The tariffs were imposed weeks after an International Monetary Fund (IMF) mission visited Tashkent to evaluate implementation of a Staff Monitored Program (SMP). [For additional information see the Eurasia Insight archive]. The main goals contained in the SMP were the unification of the countrys exchange rates and the free convertibility of the Uzbek currency, the sum.
The Uzbek government had promised to implement free convertibility by July of this year. Compliance with the SMP was seen as the key to future cooperation between Uzbekistan and the IMF. The IMF closed its office in Tashkent in April 2001, citing the governments reluctance to implement recommended programs. Since early 2002, Uzbek authorities have been seeking to entice the IMF to return to Tashkent. Uzbekistans support for the US-led campaign against terrorism prompted Washington to encourage the IMF to resume activity in Uzbekistan.
In the weeks before the June IMF mission, the government acted to cut the money supply by administratively causing a shortage of banknotes. The shortage succeeded in temporarily closing the gap between the black market currency exchange rate and the official rate, largely because black market traders lacked cash in Uzbek sum. Over time, however, the black market rate crept back up.
The import tariffs are seen by many local observers as an extension of the earlier efforts to narrow the exchange rate gap. Uzbek media reported in early September that the black market rate for one US dollar was starting to gradually decline again. Biznes-Vestnik Vostoka, for example, said the rate had fallen from 1,200 sums to 1,140 sums to the dollar.

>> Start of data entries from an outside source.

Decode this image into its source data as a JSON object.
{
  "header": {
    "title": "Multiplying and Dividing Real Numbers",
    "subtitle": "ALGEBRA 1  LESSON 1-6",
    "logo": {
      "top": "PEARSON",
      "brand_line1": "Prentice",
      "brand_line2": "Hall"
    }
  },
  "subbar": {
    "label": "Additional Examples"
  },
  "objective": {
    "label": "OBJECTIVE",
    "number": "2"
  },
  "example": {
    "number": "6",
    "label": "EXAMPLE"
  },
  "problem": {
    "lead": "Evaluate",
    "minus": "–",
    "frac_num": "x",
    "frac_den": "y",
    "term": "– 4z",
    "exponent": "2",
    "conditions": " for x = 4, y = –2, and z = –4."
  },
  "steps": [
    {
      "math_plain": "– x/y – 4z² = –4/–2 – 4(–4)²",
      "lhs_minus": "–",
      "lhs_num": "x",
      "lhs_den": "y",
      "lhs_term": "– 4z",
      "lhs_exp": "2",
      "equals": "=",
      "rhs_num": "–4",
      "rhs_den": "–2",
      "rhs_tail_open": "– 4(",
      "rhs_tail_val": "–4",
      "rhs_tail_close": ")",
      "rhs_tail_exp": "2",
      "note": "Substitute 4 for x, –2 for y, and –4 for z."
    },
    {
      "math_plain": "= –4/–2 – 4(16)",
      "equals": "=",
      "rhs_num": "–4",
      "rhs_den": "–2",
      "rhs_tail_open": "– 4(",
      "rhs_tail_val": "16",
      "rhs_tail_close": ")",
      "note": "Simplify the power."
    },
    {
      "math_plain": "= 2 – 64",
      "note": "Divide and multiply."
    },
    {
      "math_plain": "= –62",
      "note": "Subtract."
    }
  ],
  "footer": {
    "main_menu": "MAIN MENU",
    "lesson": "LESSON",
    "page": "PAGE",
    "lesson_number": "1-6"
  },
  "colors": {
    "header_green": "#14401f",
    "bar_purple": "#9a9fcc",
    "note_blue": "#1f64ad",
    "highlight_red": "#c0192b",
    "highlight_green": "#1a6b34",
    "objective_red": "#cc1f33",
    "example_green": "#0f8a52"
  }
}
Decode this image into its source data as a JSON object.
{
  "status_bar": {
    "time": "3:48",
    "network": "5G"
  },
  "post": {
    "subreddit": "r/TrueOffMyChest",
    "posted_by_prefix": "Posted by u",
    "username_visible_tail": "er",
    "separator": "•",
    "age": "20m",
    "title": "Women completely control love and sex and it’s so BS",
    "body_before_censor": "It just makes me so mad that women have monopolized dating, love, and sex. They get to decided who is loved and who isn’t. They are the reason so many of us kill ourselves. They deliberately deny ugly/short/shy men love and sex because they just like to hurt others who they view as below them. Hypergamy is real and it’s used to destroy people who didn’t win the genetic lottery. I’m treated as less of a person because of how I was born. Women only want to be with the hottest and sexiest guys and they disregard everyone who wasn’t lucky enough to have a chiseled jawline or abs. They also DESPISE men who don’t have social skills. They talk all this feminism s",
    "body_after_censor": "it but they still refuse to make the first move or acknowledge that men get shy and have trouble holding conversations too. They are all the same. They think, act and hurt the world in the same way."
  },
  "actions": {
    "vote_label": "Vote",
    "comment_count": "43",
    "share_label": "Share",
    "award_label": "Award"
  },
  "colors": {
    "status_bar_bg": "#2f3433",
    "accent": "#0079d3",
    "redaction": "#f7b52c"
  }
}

Nevertheless, the tariff policy has so far failed to completely satisfy the IMF. A second IMF mission wrapped up a 10-day visit to Tashkent on September 20. An IMF statement issued at the conclusion of the visit noted that the government had failed to fulfill its currency liberalization commitments. At the same time, the statement expressed general satisfaction with "tax and budget policies," according to the UzReport web site.
Meanwhile, local political observers express concern that popular anger over the tariffs could prompt mass unrest. Already, relatively small-scale protests have hit many towns and cities, including Tashkent. According to a Tashkent-based foreign source, who has contact with Uzbek authorities, officials were aware before the imposition of the tariffs that they would cause economic havoc for many Uzbeks. The governments strategy for dealing with discontent would be to step up repressive measures, the source added.
So far, government officials have publicly downplayed the economic disruption, declining to acknowledge that the tariffs are a source of hardship for many. "We are going to saturate our domestic market with quality goods as soon as possible," Deputy Prime Minister Mirabor Usmonov said in an interview broadcast by Uzbek television September 13.
"There will no longer be commodity hunger as before [during Soviet times]," Usmonov said. "Goods manufactured in our country will be enough for us."
Usmonovs comments indicate that the Uzbek government is firmly committed to the current fiscal course. However, the Tashkent foreign source says that the government would abandoned the tariffs if popular anger approached the boiling over point.